An interesting quote from trainer Nick Zito caught my eye following his Sunday success with Cool Coal Man and War Pass. Regarding his intentions for future Derby preps he was quoted in Wednesday’s Daily Racing Form regarding synthetic surfaces: “I like natural surfaces, grass and dirt, not the rubber from your attic.” Zito has earned the reputation as fairly straight-forward hay, oats, and water trainer. He is old school so maybe that explains his hesitation to race on synthetic courses. He has since tempered that statement and was quoted in today’s DRF as considering Keeneland’s Blue Grass as a possibility, citing his admiration for what Carl Nafzger did with Street Sense leading up to the ’07 Kentucky Derby.
The synthetic surface debate rages on. The debacle at Santa Anita this winter serves as the current crucible. Eleven racing days were lost and not only did it hurt Santa Anita it dragged down the rest of the industry. Southern California racing still brings people to the simulcast parlors around the country. Action on SA filters down to wagers on other tracks. Many stayed away when SA cancelled and we all suffered because of it.

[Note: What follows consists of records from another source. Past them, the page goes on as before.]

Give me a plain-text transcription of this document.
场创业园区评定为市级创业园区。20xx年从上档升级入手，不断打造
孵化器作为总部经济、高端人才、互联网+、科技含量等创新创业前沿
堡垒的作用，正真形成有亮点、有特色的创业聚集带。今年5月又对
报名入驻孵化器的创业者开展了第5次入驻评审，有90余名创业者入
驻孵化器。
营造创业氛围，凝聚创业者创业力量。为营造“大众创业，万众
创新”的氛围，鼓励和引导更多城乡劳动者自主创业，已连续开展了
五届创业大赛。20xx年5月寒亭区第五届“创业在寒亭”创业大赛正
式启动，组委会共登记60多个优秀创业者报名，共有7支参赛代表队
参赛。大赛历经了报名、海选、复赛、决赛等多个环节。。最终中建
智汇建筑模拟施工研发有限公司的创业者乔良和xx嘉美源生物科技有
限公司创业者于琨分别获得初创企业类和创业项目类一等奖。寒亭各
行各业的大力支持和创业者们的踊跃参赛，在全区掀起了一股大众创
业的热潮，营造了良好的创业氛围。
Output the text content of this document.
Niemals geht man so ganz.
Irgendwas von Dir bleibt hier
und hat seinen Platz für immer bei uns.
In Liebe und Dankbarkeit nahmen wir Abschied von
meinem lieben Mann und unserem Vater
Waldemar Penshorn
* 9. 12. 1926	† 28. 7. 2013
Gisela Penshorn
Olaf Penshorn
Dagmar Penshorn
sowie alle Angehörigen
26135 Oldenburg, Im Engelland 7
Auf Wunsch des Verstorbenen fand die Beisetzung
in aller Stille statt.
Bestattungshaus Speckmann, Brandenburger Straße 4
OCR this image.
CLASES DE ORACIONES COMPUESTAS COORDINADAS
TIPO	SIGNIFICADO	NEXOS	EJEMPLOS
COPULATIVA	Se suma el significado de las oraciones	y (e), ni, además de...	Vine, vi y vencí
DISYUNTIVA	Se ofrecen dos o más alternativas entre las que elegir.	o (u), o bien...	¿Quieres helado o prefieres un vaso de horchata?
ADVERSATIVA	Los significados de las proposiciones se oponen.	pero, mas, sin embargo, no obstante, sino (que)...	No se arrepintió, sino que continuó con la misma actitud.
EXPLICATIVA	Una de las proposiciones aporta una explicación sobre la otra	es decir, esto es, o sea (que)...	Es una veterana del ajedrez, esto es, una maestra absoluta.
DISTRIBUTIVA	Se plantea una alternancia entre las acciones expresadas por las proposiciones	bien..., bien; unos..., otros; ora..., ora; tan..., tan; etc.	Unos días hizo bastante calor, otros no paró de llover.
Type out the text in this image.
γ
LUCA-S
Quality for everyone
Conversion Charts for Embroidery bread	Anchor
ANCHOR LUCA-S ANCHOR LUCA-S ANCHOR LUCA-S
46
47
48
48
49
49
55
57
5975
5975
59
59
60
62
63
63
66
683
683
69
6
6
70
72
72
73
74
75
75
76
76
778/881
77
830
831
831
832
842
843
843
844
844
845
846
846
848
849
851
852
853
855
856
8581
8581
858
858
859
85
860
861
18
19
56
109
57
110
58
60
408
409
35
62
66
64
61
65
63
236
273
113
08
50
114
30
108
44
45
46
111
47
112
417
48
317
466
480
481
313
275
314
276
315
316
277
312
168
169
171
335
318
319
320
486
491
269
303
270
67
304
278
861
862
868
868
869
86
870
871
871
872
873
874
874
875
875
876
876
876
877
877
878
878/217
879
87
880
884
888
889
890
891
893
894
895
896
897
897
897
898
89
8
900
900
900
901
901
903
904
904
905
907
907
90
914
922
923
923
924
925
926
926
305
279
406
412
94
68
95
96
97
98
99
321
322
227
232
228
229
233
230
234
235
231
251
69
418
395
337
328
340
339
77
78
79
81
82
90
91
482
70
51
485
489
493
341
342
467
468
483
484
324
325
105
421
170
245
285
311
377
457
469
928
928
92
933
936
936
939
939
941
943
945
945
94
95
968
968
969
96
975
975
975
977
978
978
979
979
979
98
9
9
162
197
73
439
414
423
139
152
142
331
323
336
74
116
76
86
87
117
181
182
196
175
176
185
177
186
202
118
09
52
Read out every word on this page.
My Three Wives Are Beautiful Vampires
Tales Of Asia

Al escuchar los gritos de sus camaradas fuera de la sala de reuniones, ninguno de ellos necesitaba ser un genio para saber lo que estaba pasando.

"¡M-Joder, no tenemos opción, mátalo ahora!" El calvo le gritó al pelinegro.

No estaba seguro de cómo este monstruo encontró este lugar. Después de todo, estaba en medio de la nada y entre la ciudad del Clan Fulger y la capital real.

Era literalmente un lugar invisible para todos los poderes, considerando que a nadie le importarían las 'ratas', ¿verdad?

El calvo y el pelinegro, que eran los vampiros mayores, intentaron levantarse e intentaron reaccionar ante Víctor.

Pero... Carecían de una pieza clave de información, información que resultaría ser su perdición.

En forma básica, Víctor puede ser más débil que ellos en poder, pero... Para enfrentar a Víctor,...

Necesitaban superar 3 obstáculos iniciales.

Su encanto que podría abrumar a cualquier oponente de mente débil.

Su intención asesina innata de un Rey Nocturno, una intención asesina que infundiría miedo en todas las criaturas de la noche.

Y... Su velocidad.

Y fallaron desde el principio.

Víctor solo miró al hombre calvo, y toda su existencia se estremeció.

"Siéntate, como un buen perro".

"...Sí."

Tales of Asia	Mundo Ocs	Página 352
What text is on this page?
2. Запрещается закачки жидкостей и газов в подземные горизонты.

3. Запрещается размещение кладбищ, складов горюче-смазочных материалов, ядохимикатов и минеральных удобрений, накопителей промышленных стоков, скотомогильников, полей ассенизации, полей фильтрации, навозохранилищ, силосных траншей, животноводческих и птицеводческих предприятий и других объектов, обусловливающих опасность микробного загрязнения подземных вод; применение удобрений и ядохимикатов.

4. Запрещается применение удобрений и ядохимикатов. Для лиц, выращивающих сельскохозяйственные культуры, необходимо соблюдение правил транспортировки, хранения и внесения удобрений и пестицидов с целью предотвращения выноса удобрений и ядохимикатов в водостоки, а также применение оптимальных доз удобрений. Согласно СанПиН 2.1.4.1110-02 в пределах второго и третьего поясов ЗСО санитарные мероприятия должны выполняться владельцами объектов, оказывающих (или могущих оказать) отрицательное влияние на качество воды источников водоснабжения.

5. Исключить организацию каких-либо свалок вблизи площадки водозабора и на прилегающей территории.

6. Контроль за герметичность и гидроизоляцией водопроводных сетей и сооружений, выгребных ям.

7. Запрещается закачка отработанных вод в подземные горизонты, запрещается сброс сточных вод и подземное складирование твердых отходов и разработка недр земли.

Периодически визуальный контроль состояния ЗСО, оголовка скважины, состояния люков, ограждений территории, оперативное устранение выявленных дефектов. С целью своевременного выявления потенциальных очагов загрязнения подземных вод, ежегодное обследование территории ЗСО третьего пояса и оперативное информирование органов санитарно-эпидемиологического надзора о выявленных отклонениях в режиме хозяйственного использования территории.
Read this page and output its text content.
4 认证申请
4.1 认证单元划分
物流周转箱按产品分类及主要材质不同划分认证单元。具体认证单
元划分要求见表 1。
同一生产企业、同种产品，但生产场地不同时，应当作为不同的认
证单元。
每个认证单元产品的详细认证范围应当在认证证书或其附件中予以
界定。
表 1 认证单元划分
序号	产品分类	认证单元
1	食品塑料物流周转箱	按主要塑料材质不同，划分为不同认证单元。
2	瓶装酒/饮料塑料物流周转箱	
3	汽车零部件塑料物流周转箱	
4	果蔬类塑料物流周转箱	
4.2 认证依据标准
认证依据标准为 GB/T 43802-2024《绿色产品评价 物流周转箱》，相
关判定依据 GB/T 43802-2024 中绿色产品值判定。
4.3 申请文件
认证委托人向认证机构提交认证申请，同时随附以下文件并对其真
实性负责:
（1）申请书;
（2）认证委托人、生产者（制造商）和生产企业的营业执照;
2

Now allowing Santa Anita to return to a conventional dirt surface is being bandied about which seems odd if the original premise that mandated California tracks to install synthetic tracks was sincere. I tend to follow the money in these cases and it generally has been the right path. If synthetic surfaces are the right thing to do then why wasn’t it mandated that Los Alamitos, which runs year-round and conducts more races than any other California track, must install one? Possibly because it would cause a shutdown of three to six months and a loss of revenue to the state? I floated this question to someone in the industry and their best answer was that the law required only tracks running four or more consecutive weeks of thoroughbred racing to install a synthetic surface. Seems convenient.The mandate was issued and the tracks were left to fend for themselves in surface selection with little more than a “Good luck” from the California board. Why an experiment this large was played out on the grand stage is beyond me.